Port Houston To Turn Prime Waterfront Admin Building Into ‘Revenue-Generating Real Estate’
While Port Houston is breaking container volume records, recording its biggest July ever, it is also planning to develop real estate, speakers said at Greater Houston Partnership’s State of the Port event Wednesday.
Port Houston previously announced that it is moving its administrative offices from Turning Basin Terminal near Loop 610 East to Midway’s new East River development in the Fifth Ward, keeping it along the Ship Channel, but farther inland.
Port of Houston Authority Commission Chairman Ric Campo revealed some plans for the current administration building at Wednesday’s event, but stopped short of offering specifics.
“We're going to take the old building and turn it into revenue-generating real estate,” Campo said. “That creates more value and then ultimately helps neighbors as well.”
The current administration building’s location is prime real estate, Port Houston Community Relations Director Maria Aguirre said.
“It’s by the water,” Aguirre said. “We want to make sure that we're developing that and using that for economic development.”
Port Houston this summer purchased two tracts of land in East River’s first phase, and it will build a 95K SF office building and a 300-space parking garage as well as a skybridge connecting the two structures. The building will be six floors, Aguirre said.

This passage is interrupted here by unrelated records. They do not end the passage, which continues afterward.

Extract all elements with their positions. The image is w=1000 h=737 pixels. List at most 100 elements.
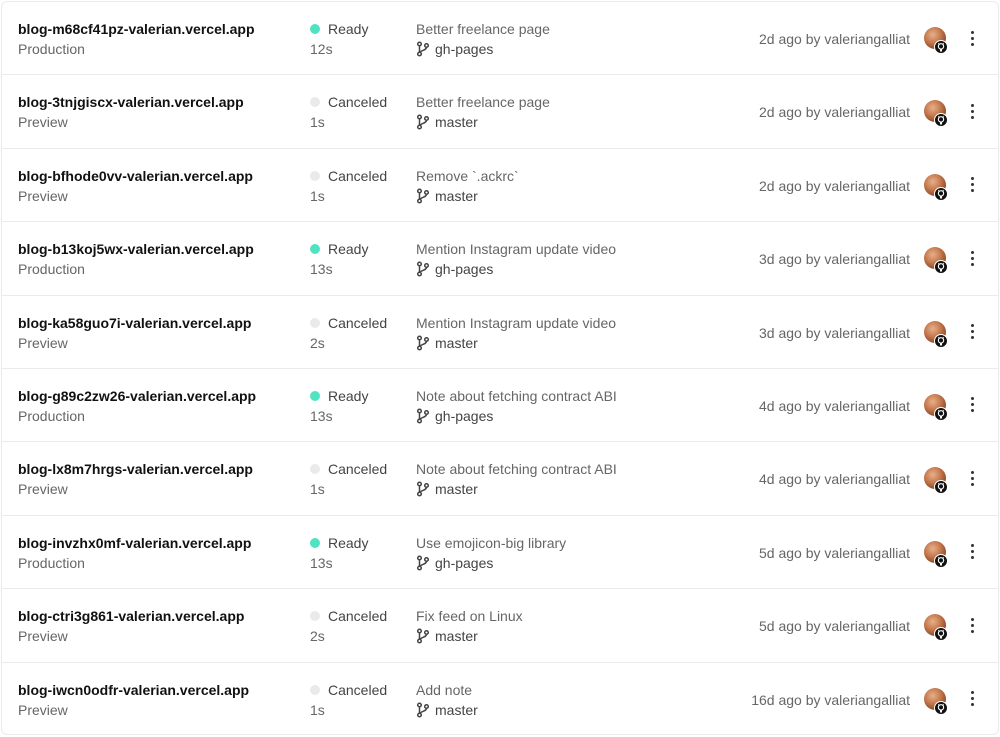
- branch-line[interactable]: gh-pages: [416, 406, 617, 426]
- more-options-button[interactable]: [964, 101, 980, 121]
- commit-message[interactable]: Note about fetching contract ABI: [416, 386, 617, 406]
- git-branch-icon: [416, 188, 430, 204]
- branch-line[interactable]: master: [416, 700, 478, 720]
- deployment-status: Canceled 2s: [310, 606, 387, 646]
- status-line: Ready: [310, 19, 368, 39]
- more-vertical-icon-dot: [970, 262, 974, 266]
- deployment-row[interactable]: blog-3tnjgiscx-valerian.vercel.app Previ…: [2, 75, 998, 149]
- deployment-age-author: 5d ago by valeriangalliat: [759, 544, 910, 561]
- deployment-environment: Production: [18, 41, 85, 57]
- deployment-url-link[interactable]: blog-m68cf41pz-valerian.vercel.app: [18, 19, 255, 39]
- deployment-info: blog-invzhx0mf-valerian.vercel.app Produ…: [18, 533, 251, 573]
- github-icon: [934, 700, 948, 715]
- deployment-info: blog-iwcn0odfr-valerian.vercel.app Previ…: [18, 680, 249, 720]
- more-options-button[interactable]: [964, 615, 980, 635]
- deployment-url-link[interactable]: blog-b13koj5wx-valerian.vercel.app: [18, 239, 254, 259]
- deployment-url-link[interactable]: blog-ka58guo7i-valerian.vercel.app: [18, 313, 251, 333]
- status-label: Canceled: [328, 608, 388, 625]
- more-vertical-icon-dot: [970, 550, 974, 554]
- deployment-row[interactable]: blog-iwcn0odfr-valerian.vercel.app Previ…: [2, 663, 998, 736]
- build-duration: 1s: [310, 701, 325, 718]
- avatar[interactable]: [924, 173, 948, 201]
- commit-message[interactable]: Better freelance page: [416, 92, 550, 112]
- deployment-environment: Preview: [18, 334, 68, 351]
- more-options-button[interactable]: [964, 395, 980, 415]
- avatar[interactable]: [924, 687, 948, 715]
- status-dot-icon: [310, 97, 320, 108]
- deployment-row[interactable]: blog-bfhode0vv-valerian.vercel.app Previ…: [2, 149, 998, 223]
- commit-message[interactable]: Better freelance page: [416, 19, 550, 39]
- deployment-row[interactable]: blog-ka58guo7i-valerian.vercel.app Previ…: [2, 296, 998, 369]
- deployment-age-author: 3d ago by valeriangalliat: [759, 251, 910, 268]
- deployment-url-link[interactable]: blog-iwcn0odfr-valerian.vercel.app: [18, 680, 249, 700]
- more-options-button[interactable]: [964, 322, 980, 342]
- commit-message[interactable]: Note about fetching contract ABI: [416, 459, 617, 479]
- more-options-button[interactable]: [964, 28, 980, 48]
- branch-line[interactable]: master: [416, 112, 550, 132]
- branch-line[interactable]: gh-pages: [416, 39, 550, 59]
- deployment-row[interactable]: blog-m68cf41pz-valerian.vercel.app Produ…: [2, 2, 998, 76]
- avatar[interactable]: [924, 393, 948, 421]
- more-vertical-icon-dot: [970, 250, 974, 254]
- deployment-info: blog-3tnjgiscx-valerian.vercel.app Previ…: [18, 92, 244, 132]
- more-options-button[interactable]: [964, 689, 980, 709]
- status-dot-icon: [310, 24, 320, 34]
- status-dot-icon: [310, 170, 320, 181]
- avatar[interactable]: [924, 100, 948, 128]
- status-line: Canceled: [310, 313, 387, 333]
- commit-info: Remove `.ackrc` master: [416, 166, 519, 206]
- branch-line[interactable]: gh-pages: [416, 553, 566, 573]
- deployment-url-link[interactable]: blog-ctri3g861-valerian.vercel.app: [18, 606, 244, 626]
- git-branch-icon: [416, 628, 430, 644]
- deployment-url-link[interactable]: blog-invzhx0mf-valerian.vercel.app: [18, 533, 251, 553]
- build-duration: 13s: [310, 554, 333, 571]
- deployment-row[interactable]: blog-invzhx0mf-valerian.vercel.app Produ…: [2, 516, 998, 590]
- commit-message[interactable]: Use emojicon-big library: [416, 533, 566, 553]
- deployment-url-link[interactable]: blog-3tnjgiscx-valerian.vercel.app: [18, 92, 244, 112]
- deployment-row[interactable]: blog-lx8m7hrgs-valerian.vercel.app Previ…: [2, 442, 998, 516]
- status-line: Canceled: [310, 166, 387, 186]
- more-vertical-icon-dot: [970, 42, 974, 46]
- branch-line[interactable]: gh-pages: [416, 259, 616, 279]
- more-vertical-icon-dot: [970, 330, 974, 334]
- more-options-button[interactable]: [964, 468, 980, 488]
- more-options-button[interactable]: [964, 542, 980, 562]
- deployment-info: blog-bfhode0vv-valerian.vercel.app Previ…: [18, 166, 253, 206]
- avatar[interactable]: [924, 614, 948, 642]
- build-duration: 1s: [310, 481, 325, 498]
- status-label: Ready: [328, 21, 369, 37]
- more-vertical-icon-dot: [970, 629, 974, 633]
- branch-line[interactable]: master: [416, 626, 523, 646]
- deployment-row[interactable]: blog-g89c2zw26-valerian.vercel.app Produ…: [2, 369, 998, 443]
- commit-message[interactable]: Mention Instagram update video: [416, 239, 616, 259]
- commit-message[interactable]: Mention Instagram update video: [416, 313, 616, 333]
- deployment-environment: Production: [18, 554, 85, 571]
- avatar[interactable]: [924, 320, 948, 348]
- deployment-status: Ready 13s: [310, 533, 368, 573]
- branch-name: master: [435, 187, 478, 204]
- deployment-row[interactable]: blog-ctri3g861-valerian.vercel.app Previ…: [2, 589, 998, 663]
- deployment-url-link[interactable]: blog-lx8m7hrgs-valerian.vercel.app: [18, 459, 253, 479]
- commit-message[interactable]: Fix feed on Linux: [416, 606, 523, 626]
- deployment-url-link[interactable]: blog-bfhode0vv-valerian.vercel.app: [18, 166, 253, 186]
- more-vertical-icon-dot: [970, 256, 974, 260]
- deployment-environment: Preview: [18, 481, 68, 498]
- commit-message[interactable]: Remove `.ackrc`: [416, 166, 519, 186]
- more-vertical-icon-dot: [970, 397, 974, 401]
- branch-line[interactable]: master: [416, 333, 616, 353]
- deployment-age-author: 4d ago by valeriangalliat: [759, 397, 910, 414]
- more-options-button[interactable]: [964, 175, 980, 195]
- avatar[interactable]: [924, 27, 948, 54]
- branch-line[interactable]: master: [416, 479, 617, 499]
- commit-message[interactable]: Add note: [416, 680, 478, 700]
- more-options-button[interactable]: [964, 248, 980, 268]
- avatar[interactable]: [924, 540, 948, 568]
- git-branch-icon: [416, 41, 430, 57]
- deployment-url-link[interactable]: blog-g89c2zw26-valerian.vercel.app: [18, 386, 256, 406]
- deployment-row[interactable]: blog-b13koj5wx-valerian.vercel.app Produ…: [2, 222, 998, 296]
- more-vertical-icon-dot: [970, 36, 974, 40]
- status-dot-icon: [310, 537, 320, 548]
- avatar[interactable]: [924, 247, 948, 275]
- branch-line[interactable]: master: [416, 186, 519, 206]
- avatar[interactable]: [924, 467, 948, 495]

Since the development is near the downtown area, where the port was originally headquartered before it moved to the Turning Basin Terminal in the 1970s, it represents “a return to our roots and to where it all started,” Aguirre said.
She said it’s likely that other maritime businesses will move into the East River development to be closer to Port Houston.
“It will become a really interesting representation of our maritime industry,” Aguirre said.
The move comes as Port Houston reports strong and growing operations. In July, 344,163 twenty-foot equivalent units were handled, a 5% increase from July 2022.
The port benefited last year from the West Coast’s labor strikes and congestion, helping bump Houston to the fifth-busiest port in the U.S. by TEU volume, up from sixth-busiest the year before. A Savills report released in March 2023 shows that since 2019, Houston grew faster than any major port, with annual TEU volume up 32.9%.
“We are still maintaining a very strong business out of the container terminals,” Port Houston Execution Planning Manager Candice Armenoff said at the event. “Exports are helping to drive a lot of that strength right now.”
Export volumes were up 12% in July compared to last year, mainly due to strong demand for resins, the port reported. Overall, the port has seen a balanced flow of containers, sitting at about 51% imports and 49% exports this year, according to port data.